Comme il était prévisible, la crise de l’école a atteint désormais de telles proportions que les classes dominantes estiment l’heure venue de la remise en cause du collège unique, avec l’assentiment, semble-t-il, d’une majorité d’enseignants.
Il est vrai que les difficultés rencontrées par le système éducatif sont maintenant éclatantes. Non seulement la proportion d’une classe d’âge qui obtient le baccalauréat n’a jamais dépassé 66 %, mais elle est en baisse continue depuis des années.
À l’autre bout de la chaîne, pour une proportion que l’on peut situer entre 10 % et 20 % d’une génération, les performances scolaires effectives stagnent, voire régressent dangereusement dans certaines zones urbaines.
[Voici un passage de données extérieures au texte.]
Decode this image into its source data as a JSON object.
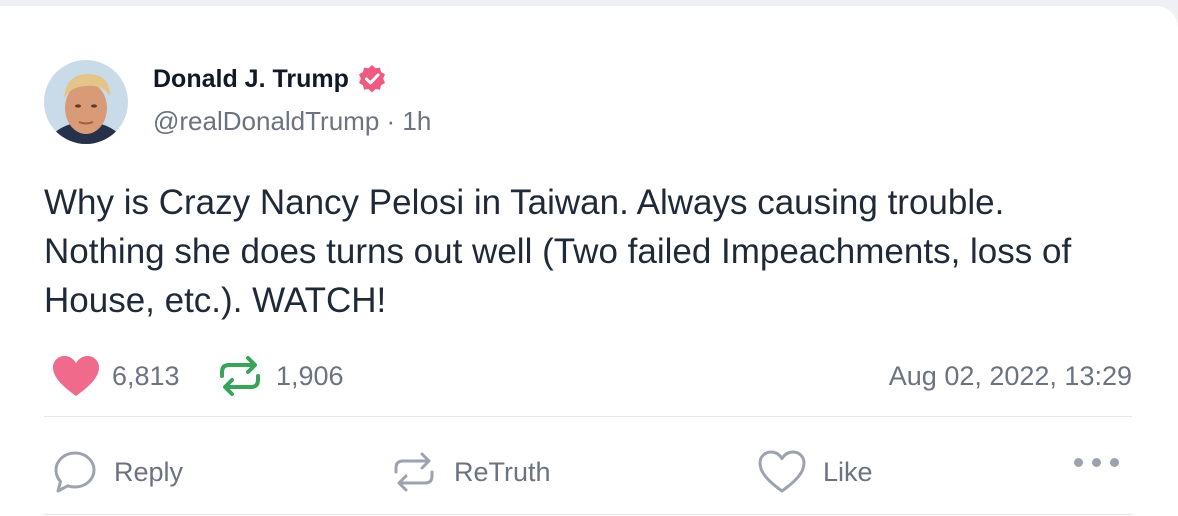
{
  "post": {
    "author_name": "Donald J. Trump",
    "handle": "@realDonaldTrump",
    "separator": "·",
    "relative_time": "1h",
    "text": "Why is Crazy Nancy Pelosi in Taiwan. Always causing trouble. Nothing she does turns out well (Two failed Impeachments, loss of House, etc.). WATCH!",
    "likes": "6,813",
    "retruths": "1,906",
    "timestamp": "Aug 02, 2022, 13:29"
  },
  "actions": {
    "reply_label": "Reply",
    "retruth_label": "ReTruth",
    "like_label": "Like"
  },
  "icons": {
    "verified": "verified-badge-icon",
    "likes": "heart-filled-icon",
    "retruths": "retruth-icon",
    "reply": "chat-bubble-icon",
    "retruth_action": "retruth-icon",
    "like_action": "heart-outline-icon",
    "more": "more-dots-icon"
  },
  "colors": {
    "verified": "#ef5b80",
    "like_heart": "#f06a8c",
    "retruth_green": "#3aa35a",
    "muted_text": "#6b7280",
    "main_text": "#1f2937"
  }
}
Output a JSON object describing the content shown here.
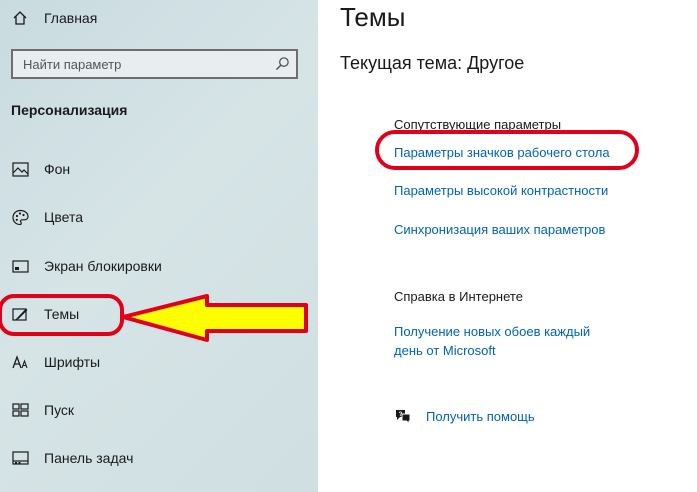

Le dernier quart du XXe siècle, celui de la « massification » de l’enseignement secondaire, s’il a vu progresser considérablement les niveaux de certification et la diffusion des savoirs, n’a pas été à même de réaliser la promesse d’une culture commune de haut niveau pour tous. Le collège « unique » qui devrait assurer une possibilité pour tous de disposer d’une culture commune adaptée aux besoins humains de notre époque n’a « d’unique » que le nom, tant les écarts cognitifs sont grands entre collèges, voire au sein d’un même collège. Même l’école primaire n’échappe pas à ces fortes inégalités internes.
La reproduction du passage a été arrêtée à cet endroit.